Looking back, I'm amazed that I stayed with the SLIG after my 2nd, 3rd and 4th years. Breakthroughs were few and far between, but I was honing my research skills and having fun in the process.
2002: The goal was to piece together John Faucett's life between his birth in 1751 or 1752 and his Revolutionary War service and then between his war service and arrival in Ohio in 1797. [consultants: David Dilts & Larry Piatt] Turning up Faucett records in western Virginia and western Pennsylvania was akin to pulling teeth with chopsticks. I wasn't going to happen. The consultants hoped that the Draper Manuscripts would offer some clues. Lyman Draper chronicled the American frontier and his journals are an essential tool in learning about the years 1755-1815. Draper covered the history of the western Carolinas and Virginia, parts of Georgia and Alabama, the Ohio Valley and part of the Mississippi Valley.
I spent a good part of the week reading Draper. There was nary a reference to John Faucett who lived in western Virginia and Pennsylvania and Ohio during those years. John's Revolutionary War pension file detailed his service, but gave no indication of his family members.
Note: All was not lost. During the next few years, I would locate bios on a couple of John's grandkids that told essentially the same story. John was taken captive by Indians as a boy, later released, married and ended up in central Indiana, where he died in 1838 at the age of 86.

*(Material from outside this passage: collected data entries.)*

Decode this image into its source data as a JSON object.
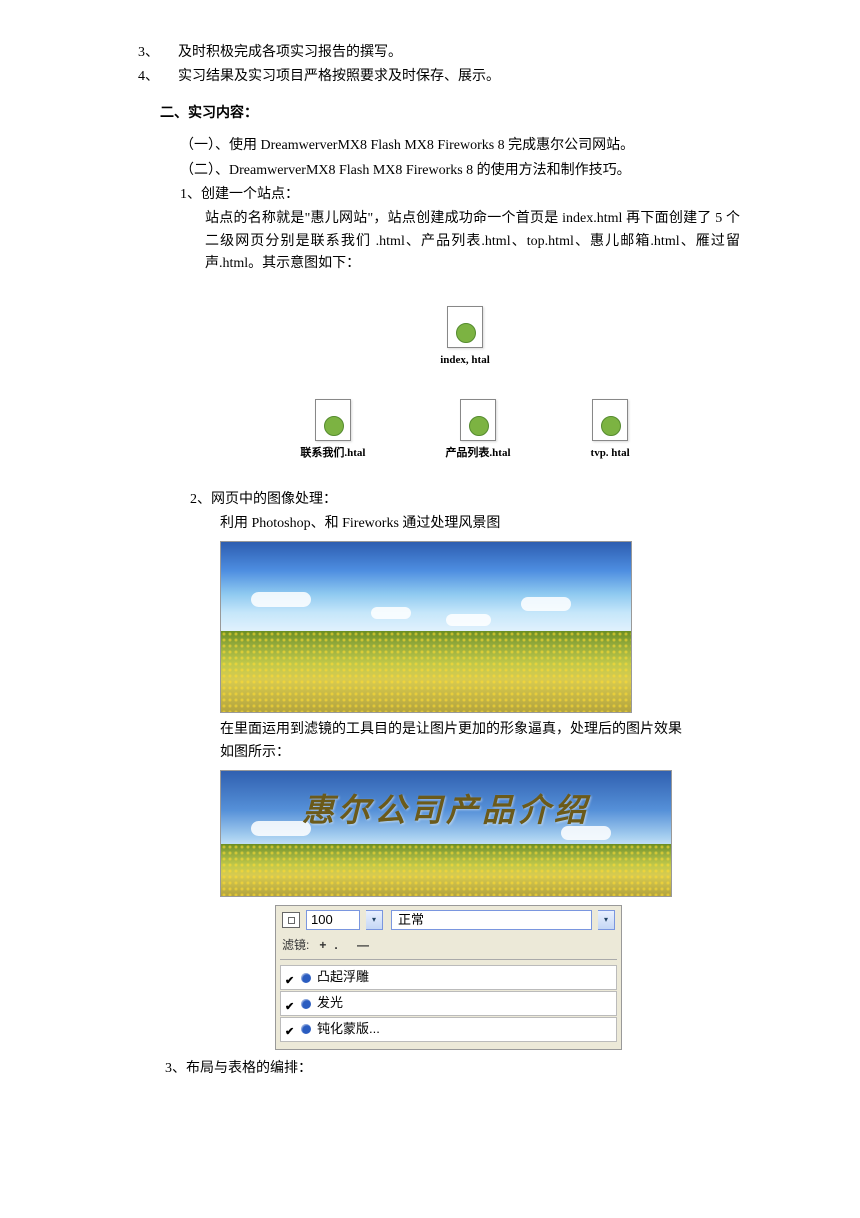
{
  "intro": {
    "items": [
      {
        "num": "3、",
        "text": "及时积极完成各项实习报告的撰写。"
      },
      {
        "num": "4、",
        "text": "实习结果及实习项目严格按照要求及时保存、展示。"
      }
    ]
  },
  "section_heading": "二、实习内容：",
  "subitems": {
    "one": "（一）、使用 DreamwerverMX8 Flash MX8 Fireworks 8 完成惠尔公司网站。",
    "two": "（二）、DreamwerverMX8 Flash MX8 Fireworks 8 的使用方法和制作技巧。",
    "s1_title": "1、创建一个站点：",
    "s1_body": "站点的名称就是\"惠儿网站\"，站点创建成功命一个首页是 index.html 再下面创建了 5 个二级网页分别是联系我们      .html、产品列表.html、top.html、惠儿邮箱.html、雁过留声.html。其示意图如下：",
    "s2_title": "2、网页中的图像处理：",
    "s2_body": "利用 Photoshop、和 Fireworks 通过处理风景图",
    "s2_mid": "在里面运用到滤镜的工具目的是让图片更加的形象逼真，处理后的图片效果如图所示：",
    "s3_title": "3、布局与表格的编排："
  },
  "file_icons": {
    "single": "index, htal",
    "row": [
      "联系我们.htal",
      "产品列表.htal",
      "tvp. htal"
    ]
  },
  "banner_text": "惠尔公司产品介绍",
  "filter_panel": {
    "value": "100",
    "mode": "正常",
    "label": "滤镜:",
    "pm": "+. —",
    "items": [
      "凸起浮雕",
      "发光",
      "钝化蒙版..."
    ]
  }
}
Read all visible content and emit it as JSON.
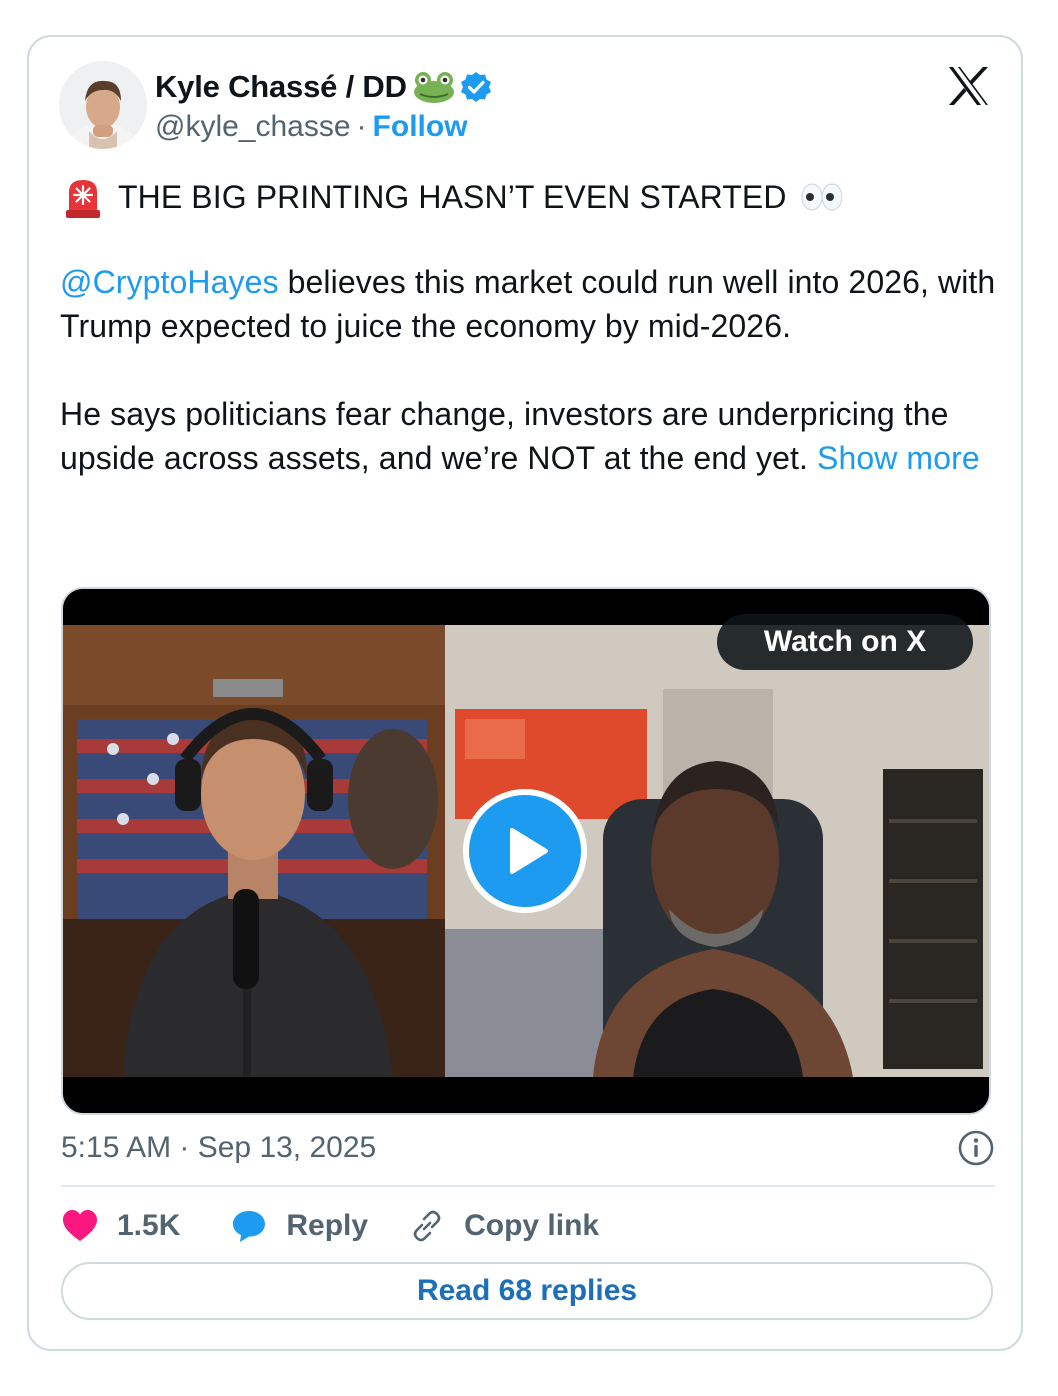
{
  "author": {
    "name": "Kyle Chassé / DD",
    "handle": "@kyle_chasse",
    "separator": "·",
    "follow_label": "Follow",
    "emoji_icon": "frog-emoji",
    "verified_icon": "verified-badge"
  },
  "tweet": {
    "headline": "THE BIG PRINTING HASN’T EVEN STARTED",
    "headline_prefix_icon": "police-siren-emoji",
    "headline_suffix_icon": "eyes-emoji",
    "mention": "@CryptoHayes",
    "paragraph2_rest": " believes this market could run well into 2026, with Trump expected to juice the economy by mid-2026.",
    "paragraph3": "He says politicians fear change, investors are underpricing the upside across assets, and we’re NOT at the end yet. ",
    "show_more": "Show more"
  },
  "media": {
    "watch_label": "Watch on X",
    "play_icon": "play-icon"
  },
  "meta": {
    "timestamp": "5:15 AM · Sep 13, 2025"
  },
  "actions": {
    "likes": "1.5K",
    "reply_label": "Reply",
    "copy_label": "Copy link",
    "read_replies": "Read 68 replies"
  },
  "colors": {
    "accent": "#1d9bf0",
    "like": "#f91880",
    "border": "#cfd9de"
  }
}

2003: My goal was overly ambitious. I tried to focus on the records of three families [McHugh, Crail & O'Neil] instead of one. [consultants: Alan Mann & Judy Wight] The consultants steered my focus toward the Crails since I had done some fairly extensive research on the McHughs in Wisconsin back in 2001. The O'Neil research was designated for another time. The Crails were then and are now a difficult family to research. Very little was uncovered.
Note: I would address the McHughs again later. I think I've located Catherine O'Neil's arrival. The Crails? SIGH!
2004: The goal this time was two-fold, to identify my immigrant Crousore ancestor and to trace the families of John T. Simmons and his wife, Hester Jane Moore. [consultants: Stan Lindaas & Gordon Remington] The Crousore research was side-lined and the Simmons-Moore families took the forefront. Bits and pieces of info surfaced, but nothing that shed light on either family. The number of Moore families in the Carolinas was mindnumbing. Few of the Moores in Ohio fit the profile for having a daughter born about 1800. A rough week!
Note: I would bring the Crousore and Simmons families back to Salt Lake later on with resounding success. The Moores not so much.
Maybe it was the Wyndham Hotel [our SLIG base-of-operations] becoming the Prime Hotel in 2005. Maybe I was due for a change of fortune. Whatever the case, the next four years were incredible!